Umutlu bir hasta erkenden “Ne olursa olsun bunu yapmak istiyorum” diyor, ancak daha sonra tesisten hiç ayrılmıyor gibi görünüyor. Birkaç doktorası olan parlak bir felsefe öğretmeni olan başka bir hasta, Aristoteles ve Nietzsche’nin yazılarından alıntılar yaparak kendisini “metafizik bir bukalemun” olarak tanımlıyor. Ancak yine de üstün zekası onu birkaç ay hastanede kalmaktan alıkoyamıyor; bu durumu gençken geçirdiği kötü bir LSD yolculuğuna atfediyor ve “tanrıyı görmek için büyük bir bedel ödediğini” iddia ediyor.

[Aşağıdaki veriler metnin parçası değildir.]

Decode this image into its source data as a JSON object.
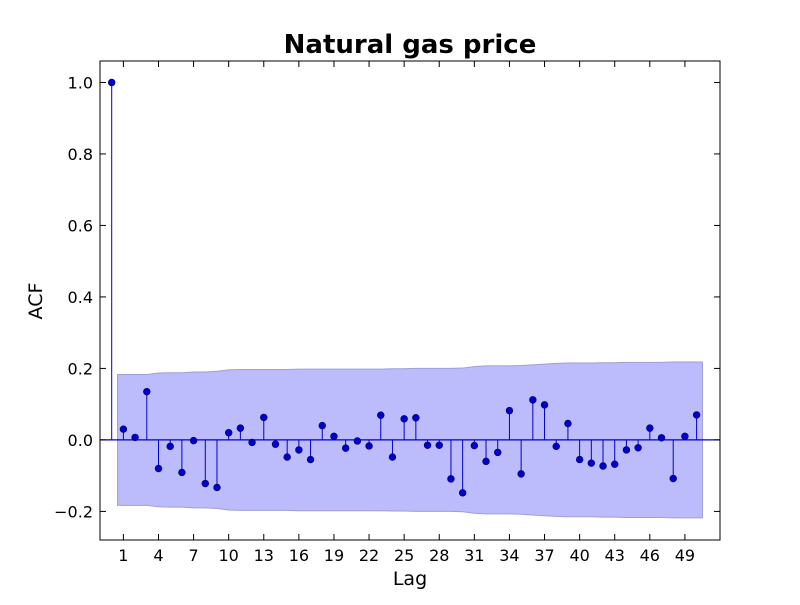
{
  "chart_data": {
    "type": "stem",
    "title": "Natural gas price",
    "xlabel": "Lag",
    "ylabel": "ACF",
    "xlim": [
      -1,
      52
    ],
    "ylim": [
      -0.28,
      1.06
    ],
    "x_ticks": [
      1,
      4,
      7,
      10,
      13,
      16,
      19,
      22,
      25,
      28,
      31,
      34,
      37,
      40,
      43,
      46,
      49
    ],
    "y_ticks": [
      -0.2,
      0.0,
      0.2,
      0.4,
      0.6,
      0.8,
      1.0
    ],
    "y_tick_labels": [
      "−0.2",
      "0.0",
      "0.2",
      "0.4",
      "0.6",
      "0.8",
      "1.0"
    ],
    "grid": false,
    "colors": {
      "stem": "#0000cc",
      "marker": "#0000cc",
      "confidence_fill": "#bcbcfd",
      "confidence_edge": "#9e9ed8",
      "baseline": "#0000cc"
    },
    "lags": [
      0,
      1,
      2,
      3,
      4,
      5,
      6,
      7,
      8,
      9,
      10,
      11,
      12,
      13,
      14,
      15,
      16,
      17,
      18,
      19,
      20,
      21,
      22,
      23,
      24,
      25,
      26,
      27,
      28,
      29,
      30,
      31,
      32,
      33,
      34,
      35,
      36,
      37,
      38,
      39,
      40,
      41,
      42,
      43,
      44,
      45,
      46,
      47,
      48,
      49,
      50
    ],
    "values": [
      1.0,
      0.03,
      0.007,
      0.135,
      -0.08,
      -0.018,
      -0.091,
      -0.002,
      -0.122,
      -0.133,
      0.02,
      0.033,
      -0.007,
      0.063,
      -0.012,
      -0.048,
      -0.028,
      -0.055,
      0.04,
      0.01,
      -0.023,
      -0.003,
      -0.017,
      0.069,
      -0.048,
      0.059,
      0.062,
      -0.015,
      -0.015,
      -0.109,
      -0.148,
      -0.016,
      -0.06,
      -0.035,
      0.082,
      -0.095,
      0.112,
      0.098,
      -0.018,
      0.046,
      -0.055,
      -0.065,
      -0.073,
      -0.068,
      -0.028,
      -0.022,
      0.033,
      0.006,
      -0.108,
      0.01,
      0.07
    ],
    "confidence_band": {
      "lags": [
        1,
        2,
        3,
        4,
        5,
        6,
        7,
        8,
        9,
        10,
        11,
        12,
        13,
        14,
        15,
        16,
        17,
        18,
        19,
        20,
        21,
        22,
        23,
        24,
        25,
        26,
        27,
        28,
        29,
        30,
        31,
        32,
        33,
        34,
        35,
        36,
        37,
        38,
        39,
        40,
        41,
        42,
        43,
        44,
        45,
        46,
        47,
        48,
        49,
        50
      ],
      "upper": [
        0.183,
        0.183,
        0.183,
        0.187,
        0.188,
        0.188,
        0.19,
        0.19,
        0.192,
        0.196,
        0.197,
        0.197,
        0.197,
        0.197,
        0.197,
        0.198,
        0.198,
        0.198,
        0.198,
        0.198,
        0.198,
        0.198,
        0.198,
        0.199,
        0.199,
        0.2,
        0.2,
        0.2,
        0.2,
        0.201,
        0.205,
        0.207,
        0.207,
        0.207,
        0.208,
        0.21,
        0.212,
        0.214,
        0.215,
        0.215,
        0.215,
        0.216,
        0.216,
        0.217,
        0.217,
        0.217,
        0.217,
        0.218,
        0.218,
        0.218
      ]
    }
  }
}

Filmin sonuna doğru trajik bir şekilde kendini ateşe veren yaşlı bir kadın da dahil olmak üzere zar zor iletişim kurabilenler bile, son derece sakin bir şekilde silahlanmış bir avuç doktorun rehberliğinde, durumları hakkında bir şeyler aktarmayı başarıyorlar. Hastalarla konuştuklarında aynı anda açık sözlü, şakacı, klinik ve silahsızlayıcı olabilirler. Hepsinden önemlisi, keskin bir gözlem duygusuna ve karşılaştıkları insani acılara karşı açıklığa sahipler; Philibert’in de sahip olduğu nitelikler bunlar.
Averroes & Rosa Parks’ta hastaların rahatsızlıklarına çığır açıcı herhangi bir çözüm sunmuyor, bunun yerine çeşitli terapilerin nasıl rahatlık ve sonunda bir çıkış yolu sağlayabileceğini gösteriyor. Doktorlar, ister derme çatma bir kafede kahve satın almak ister sağlık durumları hakkında siyasi içerikli grup tartışmalarına katılmak olsun, hastalarını mümkün olduğunca gerçek hayattaki durumlarla bütünleştirmeye çalışıyor. Hastalara ne kadar normal insanlar gibi davranılırsa, o kadar normal davranıyorlar gibi görünüyor.
Filmin insansız hava aracıyla çekilen havai görüntülerin yer aldığı açılış sekansında, birisi Esquirol kompleksini “hapishaneler, hastaneler ve cezaevleri” için kullanılan neoklasik mimarinin tipik bir örneği olarak tanımlıyor. Philibert’in filminde tesisin gerçekten de bu üç şeye benzeyebildiği zamanlar vardır. Ancak çoğu zaman herkesin, hatta en kötü durumdakilerin bile söz sahibi olabileceği bir yermiş gibi geliyor.